MIU Login

MAPALA Tursina Gelar Sekolah Riset dan Ekspedisi 2026 Bangun Fondasi Ilmiah dan Publikasi Organisasi

Kemahasiswaan Universitas – MAPALA Tursina UIN Maulana Malik Ibrahim Malang menyelenggarakan Sekolah Riset dan Ekspedisi (Hari Pertama) pada Sabtu, 21 Februari 2026 pukul 08.30 WIB hingga selesai di Sekretariat MAPALA Tursina. Kegiatan ini diikuti oleh 25 peserta dan menjadi bagian dari program peningkatan kapasitas anggota dalam bidang riset serta pelaporan kegiatan ekspedisi. Ketua Umum MAPALA Tursina, Thoriq Assiroj Budiman menyampaikan bahwa kegiatan ini merupakan langkah strategis dalam memperkuat kualitas sumber daya anggota.

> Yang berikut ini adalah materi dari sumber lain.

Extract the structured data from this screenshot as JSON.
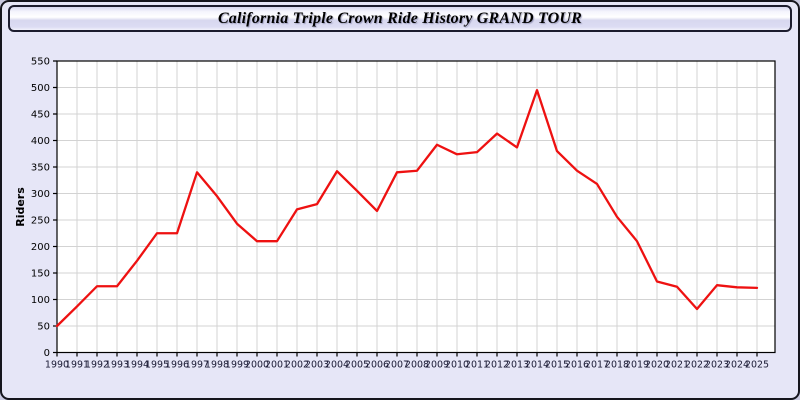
{
  "window": {
    "title": "California Triple Crown Ride History GRAND TOUR"
  },
  "chart_data": {
    "type": "line",
    "title": "California Triple Crown Ride History GRAND TOUR",
    "xlabel": "",
    "ylabel": "Riders",
    "x": [
      1990,
      1991,
      1992,
      1993,
      1994,
      1995,
      1996,
      1997,
      1998,
      1999,
      2000,
      2001,
      2002,
      2003,
      2004,
      2005,
      2006,
      2007,
      2008,
      2009,
      2010,
      2011,
      2012,
      2013,
      2014,
      2015,
      2016,
      2017,
      2018,
      2019,
      2020,
      2021,
      2022,
      2023,
      2024,
      2025
    ],
    "values": [
      50,
      87,
      125,
      125,
      173,
      225,
      225,
      340,
      295,
      243,
      210,
      210,
      270,
      280,
      342,
      305,
      267,
      340,
      343,
      392,
      374,
      378,
      413,
      387,
      495,
      380,
      343,
      318,
      256,
      210,
      134,
      124,
      82,
      127,
      123,
      122
    ],
    "ylim": [
      0,
      550
    ],
    "ytick_step": 50,
    "xtick_step": 1,
    "grid": true,
    "legend": "none",
    "line_color": "#ee1111"
  },
  "colors": {
    "page_background": "#e6e6f7",
    "plot_background": "#ffffff",
    "gridline": "#d3d3d3",
    "axis": "#000000",
    "x_tick_label": "#1b1b35",
    "y_tick_label": "#000000"
  }
}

Sekolah Riset dan Ekspedisi dirancang sebagai wadah pembekalan metodologis dan jurnalistik yang relevan dengan karakter organisasi pecinta alam. Pada hari pertama, fokus kegiatan diarahkan pada penguatan pemahaman metodologi penelitian lapangan serta teknik penulisan berita kegiatan sebagai fondasi ilmiah dan publikasi aktivitas organisasi.

Materi pertama tentang Metodologi Penelitian disampaikan oleh Hamada Syahrul Ghufron. Ia memaparkan dasar-dasar penelitian lapangan, mulai dari perumusan masalah, teknik pengumpulan data, hingga penyusunan kerangka penelitian yang aplikatif dalam kegiatan ekspedisi. Dalam pemaparannya, ia menegaskan, “Tujuan utama pendidikan bukan pengetahuan, melainkan tindakan. Pendidikan tanpa penerapan hanyalah hiburan.” Pesan tersebut menjadi penekanan bahwa ilmu harus diimplementasikan secara nyata dalam aktivitas organisasi.

Materi kedua mengenai Jurnalistik disampaikan oleh Mukhammad Mahmidan Fatansyah. Ia menjelaskan peran mahasiswa sebagai agen perubahan dan penyampai informasi yang benar kepada publik. “Kenapa kita harus belajar mengenai jurnalistik? Karena tidak lepas dari mahasiswa yang memiliki peran salah satunya sebagai penyampai informasi kebenaran, bukan hanya dari bidang penelitian, akan tetapi juga bisa dari bidang jurnalistik,” ujarnya. Materi ini membahas teknik penulisan berita, struktur penulisan yang baik dan benar, serta etika jurnalistik dalam mendokumentasikan aktivitas organisasi.

Kegiatan berlangsung secara interaktif melalui diskusi dan sesi tanya jawab, sehingga peserta dapat memahami materi secara lebih mendalam. Tujuan pelaksanaan hari pertama ini antara lain memberikan pemahaman dasar metodologi penelitian lapangan, meningkatkan kemampuan menyusun laporan dan berita kegiatan, serta menumbuhkan kesadaran akan pentingnya peran mahasiswa dalam menyampaikan informasi yang benar dan bertanggung jawab.

Sebagai bentuk dukungan terhadap penguatan kapasitas organisasi mahasiswa, Kepala Pusat Kemahasiswaan UIN Maulana Malik Ibrahim Malang, Romi Faslah menyampaikan apresiasinya atas inisiatif MAPALA Tursina. Ia menegaskan bahwa kegiatan berbasis riset dan literasi seperti ini sejalan dengan semangat akademik kampus. “Organisasi mahasiswa tidak hanya menjadi ruang aktivitas lapangan, tetapi juga ruang pembelajaran ilmiah. Ketika ekspedisi dibarengi dengan riset dan publikasi yang baik, maka kontribusinya terhadap kampus dan masyarakat akan jauh lebih berdampak,” ungkapnya.